Art Historian, Critic and Writer James Elkins to Lecture in Questioning Passion Series
James Elkins, the E.C. Chadbourne Professor of Art History, Theory and Criticism at the School of the Art Institute of Chicago, will lecture as part of the Questioning Passion series at Washington and Lee University on Oct. 22 at 4:30 p.m. at the Stackhouse Theater, Elrod Commons.
The title of Elkins’ talk is “Writing About Intense Encounters with Artworks: Some Thoughts on Immersion, Absorption, Passion, Emotion, Affect, Feeling and the Sublime.” The event is free and open to the public.
The recent work of James Elkins raises serious questions about the place passion and passionate response might or might not have in a university classroom in general and, more particularly, in a critical discussion of artwork.
In the past, Elkins has written on art and non-art images; publications include, “What Photography Is” (2011); “Six Stories from the End of Representation: Images in Painting, Photography, Microscopy, Astronomy, Particle Physics, and Quantum Mechanics, 1985-2000” (2008); and “What Happened to Art Criticism?” (2004).
He edited two book series for Routledge: “The Art Seminar” (conversations on different subjects in art theory) and “Theories of Modernism and Postmodernism in the Visual Arts” (short monographs on the shape of the 20th century).

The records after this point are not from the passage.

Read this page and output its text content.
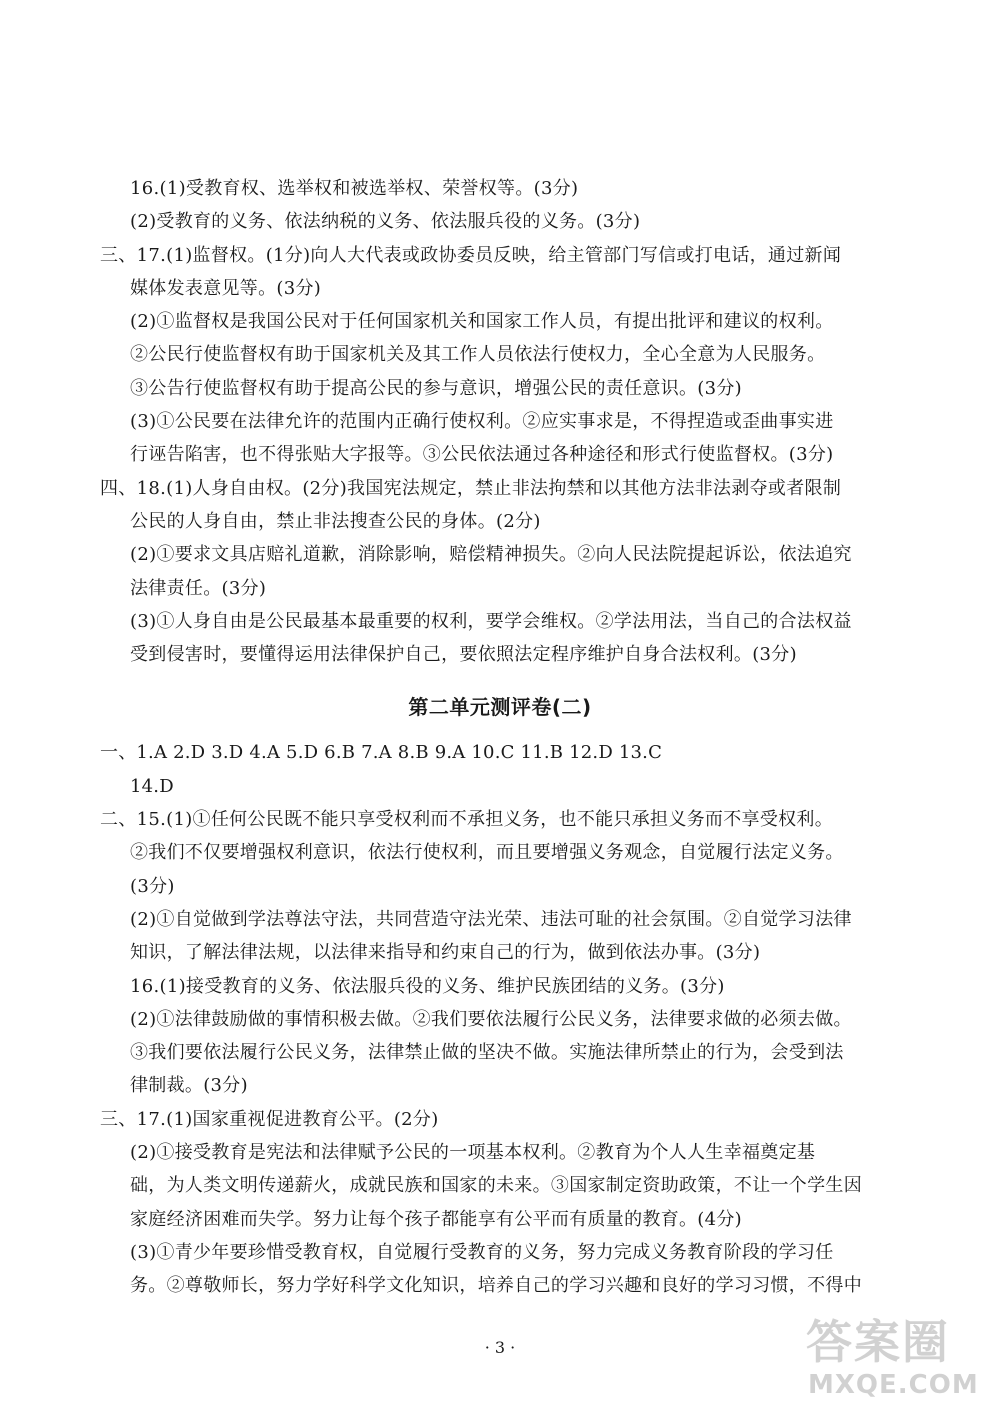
16.(1)受教育权、选举权和被选举权、荣誉权等。(3分)
(2)受教育的义务、依法纳税的义务、依法服兵役的义务。(3分)
三、17.(1)监督权。(1分)向人大代表或政协委员反映，给主管部门写信或打电话，通过新闻
媒体发表意见等。(3分)
(2)①监督权是我国公民对于任何国家机关和国家工作人员，有提出批评和建议的权利。
②公民行使监督权有助于国家机关及其工作人员依法行使权力，全心全意为人民服务。
③公告行使监督权有助于提高公民的参与意识，增强公民的责任意识。(3分)
(3)①公民要在法律允许的范围内正确行使权利。②应实事求是，不得捏造或歪曲事实进
行诬告陷害，也不得张贴大字报等。③公民依法通过各种途径和形式行使监督权。(3分)
四、18.(1)人身自由权。(2分)我国宪法规定，禁止非法拘禁和以其他方法非法剥夺或者限制
公民的人身自由，禁止非法搜查公民的身体。(2分)
(2)①要求文具店赔礼道歉，消除影响，赔偿精神损失。②向人民法院提起诉讼，依法追究
法律责任。(3分)
(3)①人身自由是公民最基本最重要的权利，要学会维权。②学法用法，当自己的合法权益
受到侵害时，要懂得运用法律保护自己，要依照法定程序维护自身合法权利。(3分)
第二单元测评卷(二)
一、1.A 2.D 3.D 4.A 5.D 6.B 7.A 8.B 9.A 10.C 11.B 12.D 13.C
14.D
二、15.(1)①任何公民既不能只享受权利而不承担义务，也不能只承担义务而不享受权利。
②我们不仅要增强权利意识，依法行使权利，而且要增强义务观念，自觉履行法定义务。
(3分)
(2)①自觉做到学法尊法守法，共同营造守法光荣、违法可耻的社会氛围。②自觉学习法律
知识，了解法律法规，以法律来指导和约束自己的行为，做到依法办事。(3分)
16.(1)接受教育的义务、依法服兵役的义务、维护民族团结的义务。(3分)
(2)①法律鼓励做的事情积极去做。②我们要依法履行公民义务，法律要求做的必须去做。
③我们要依法履行公民义务，法律禁止做的坚决不做。实施法律所禁止的行为，会受到法
律制裁。(3分)
三、17.(1)国家重视促进教育公平。(2分)
(2)①接受教育是宪法和法律赋予公民的一项基本权利。②教育为个人人生幸福奠定基
础，为人类文明传递薪火，成就民族和国家的未来。③国家制定资助政策，不让一个学生因
家庭经济困难而失学。努力让每个孩子都能享有公平而有质量的教育。(4分)
(3)①青少年要珍惜受教育权，自觉履行受教育的义务，努力完成义务教育阶段的学习任
务。②尊敬师长，努力学好科学文化知识，培养自己的学习兴趣和良好的学习习惯，不得中
· 3 ·	答案圈
MXQE.COM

He is organizing a seven-year series called the Stone Summer Theory Institute.
“‘What Photography Is’ is experimental nonfiction,” Elkins said. “Beginning in 2011, impelled by the general lack of experimental writing in art history, I rearranged my schedule to concentrate on writing a novel with images. My current book projects should be complete by fall 2015. After that my principal focus will be the novel, whose working title is ‘A Journey.’”
Elkins received his B.A. from Cornell University and his M.F.A., M.A. and Ph.D. from the University of Chicago.